Server failure is an ievitable problem in distributed systems, it’s same for MR system. The key point is how to detect server failure and restore it.

  • Detect Failure: The master periodically pings worker to detect their liveness. The master maintains information of execution server of each assigned Map or Reduce task.
  • Worker Failure: Re-execute tasks assigned to this server, no matter these tasks are finished or not.
  • Master Failure: The original paper asserts single master is not likely to crash. If it does, the user has to retry the whole MapReduce task.

Partition & Shuffle

When a Map task is done, it typically generates $R$ intermediate output file, where $R$ is the number of reduce task. Partition is the process to distribute the map results of input file into different Map resultant files.

  • The paper proposes using hashing modular partition scheme to achive workload balance, i.e. Each intermediate output file has similar data size.
  • The paper says MR system guarantees intermediate keys are sorted within the same partition. However, no further details explains how this process is running.

Reduce Network Transfer

  • Network bandwidth is a main contraints for distributed systems back to 2000s. The paper cliams the whole MR system share the network in a tree hierarchy structure, i.e. Neighbour machines share the same switch, and lower level switch shares the same higher level switch. This makes each server only shares very limited network bandwidth. For example, if the root switch has a bandwidth of 1Gbits/s, while there are 32 servers in this local network, then each server could only leverage a bandwidth of 32Mbits/s.

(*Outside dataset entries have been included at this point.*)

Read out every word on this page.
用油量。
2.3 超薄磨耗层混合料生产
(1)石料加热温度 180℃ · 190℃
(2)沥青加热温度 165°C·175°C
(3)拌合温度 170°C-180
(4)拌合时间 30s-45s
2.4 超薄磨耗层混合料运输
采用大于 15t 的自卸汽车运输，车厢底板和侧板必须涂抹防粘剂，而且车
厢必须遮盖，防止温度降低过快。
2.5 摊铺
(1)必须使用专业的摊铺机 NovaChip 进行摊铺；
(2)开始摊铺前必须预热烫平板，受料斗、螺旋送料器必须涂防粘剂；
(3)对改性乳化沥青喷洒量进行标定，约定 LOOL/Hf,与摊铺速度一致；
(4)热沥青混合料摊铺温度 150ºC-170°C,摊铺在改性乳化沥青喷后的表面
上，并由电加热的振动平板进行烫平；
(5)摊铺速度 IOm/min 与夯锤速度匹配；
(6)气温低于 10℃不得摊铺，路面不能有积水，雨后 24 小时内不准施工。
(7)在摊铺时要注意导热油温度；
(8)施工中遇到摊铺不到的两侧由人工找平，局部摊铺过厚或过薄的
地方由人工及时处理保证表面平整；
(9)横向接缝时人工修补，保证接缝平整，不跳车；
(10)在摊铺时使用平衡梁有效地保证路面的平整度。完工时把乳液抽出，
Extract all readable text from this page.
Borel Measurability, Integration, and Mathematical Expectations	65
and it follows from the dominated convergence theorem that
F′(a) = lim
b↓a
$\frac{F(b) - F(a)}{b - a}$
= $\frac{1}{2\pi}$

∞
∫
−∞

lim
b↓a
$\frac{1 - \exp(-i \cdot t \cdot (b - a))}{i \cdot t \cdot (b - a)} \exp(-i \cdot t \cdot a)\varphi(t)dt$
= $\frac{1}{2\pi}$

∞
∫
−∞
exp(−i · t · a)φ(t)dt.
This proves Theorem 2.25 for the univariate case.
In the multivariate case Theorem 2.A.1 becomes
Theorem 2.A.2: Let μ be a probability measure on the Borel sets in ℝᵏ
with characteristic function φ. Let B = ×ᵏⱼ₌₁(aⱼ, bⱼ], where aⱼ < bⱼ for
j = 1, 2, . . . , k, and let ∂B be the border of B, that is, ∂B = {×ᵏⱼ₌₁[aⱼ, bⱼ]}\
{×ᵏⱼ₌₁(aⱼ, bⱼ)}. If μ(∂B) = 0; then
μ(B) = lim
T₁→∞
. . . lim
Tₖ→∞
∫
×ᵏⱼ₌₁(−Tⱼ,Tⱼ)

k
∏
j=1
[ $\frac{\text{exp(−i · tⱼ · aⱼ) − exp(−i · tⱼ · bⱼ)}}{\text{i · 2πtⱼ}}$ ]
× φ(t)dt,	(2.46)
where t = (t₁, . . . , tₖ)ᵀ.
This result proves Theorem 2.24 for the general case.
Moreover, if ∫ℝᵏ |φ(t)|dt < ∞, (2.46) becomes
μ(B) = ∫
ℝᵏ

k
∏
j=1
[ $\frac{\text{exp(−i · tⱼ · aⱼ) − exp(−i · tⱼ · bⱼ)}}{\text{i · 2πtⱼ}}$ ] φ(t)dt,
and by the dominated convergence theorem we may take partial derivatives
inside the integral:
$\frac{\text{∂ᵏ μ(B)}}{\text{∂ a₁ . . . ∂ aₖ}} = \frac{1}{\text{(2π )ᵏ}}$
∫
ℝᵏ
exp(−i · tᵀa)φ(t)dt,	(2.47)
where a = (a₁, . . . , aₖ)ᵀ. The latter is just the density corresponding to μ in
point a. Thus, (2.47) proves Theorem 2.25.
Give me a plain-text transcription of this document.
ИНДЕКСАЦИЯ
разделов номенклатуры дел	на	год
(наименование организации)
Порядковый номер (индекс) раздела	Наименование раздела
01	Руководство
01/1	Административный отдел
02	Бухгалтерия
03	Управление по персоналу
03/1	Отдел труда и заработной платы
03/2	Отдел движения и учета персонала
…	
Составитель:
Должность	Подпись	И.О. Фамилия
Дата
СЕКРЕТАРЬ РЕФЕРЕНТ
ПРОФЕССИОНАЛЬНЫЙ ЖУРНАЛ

  • In MR system, Master will assign Map or Reduce task to a worker that is near to the server which stores the input data file, in order to prevent unnecessary network data transfer.

  • However, modern MR system tends to separates MapReduce cluster from data storage cluster since they assume network is extremly fast nowdays.

Reduce long tail lantency

  • In MR system, the long execution of the final Map or Reduce task(Caused by lower disk IO or CPU) will cause high tail lantency of the whole MapReduce task (See Evaluation part ).
  • MR uses Backup Execution to solve this problem: Master notifies multiple workers to execute the same task individually. The first server that finishes this job will commit its results.

Additional Materials

  • MIT 6.824 Lab1 requires you to implement a simplified MapReduce system and is able to execute a word counter demo.
  • Hadoop: The definitive guide describes a modern MR system implementation of Hadoop MapReduce system.

Expressions

Failing that, it attempts to schedule a map task near a replica of that task’s input data

翻译:Failing that被译为“如果做不到这一点“。

Ideally, M and R should be much larger than the number of worker machines

翻译:”Ideally” 被翻译为“在理想情况下“

Users have found the counter facility useful for sanity checking the behavior of MapReduce operations

翻译:Sanity checking意为验证正确性。

The worker deaths show up as a negative input rate since some previously completed map work disappears (since the corresponding map workers were killed) and needs to be redone.

翻译:show up 意为“出现“,这里的翻译是:”服务线程的死亡(server failure)以负的输入速率的形式展现。”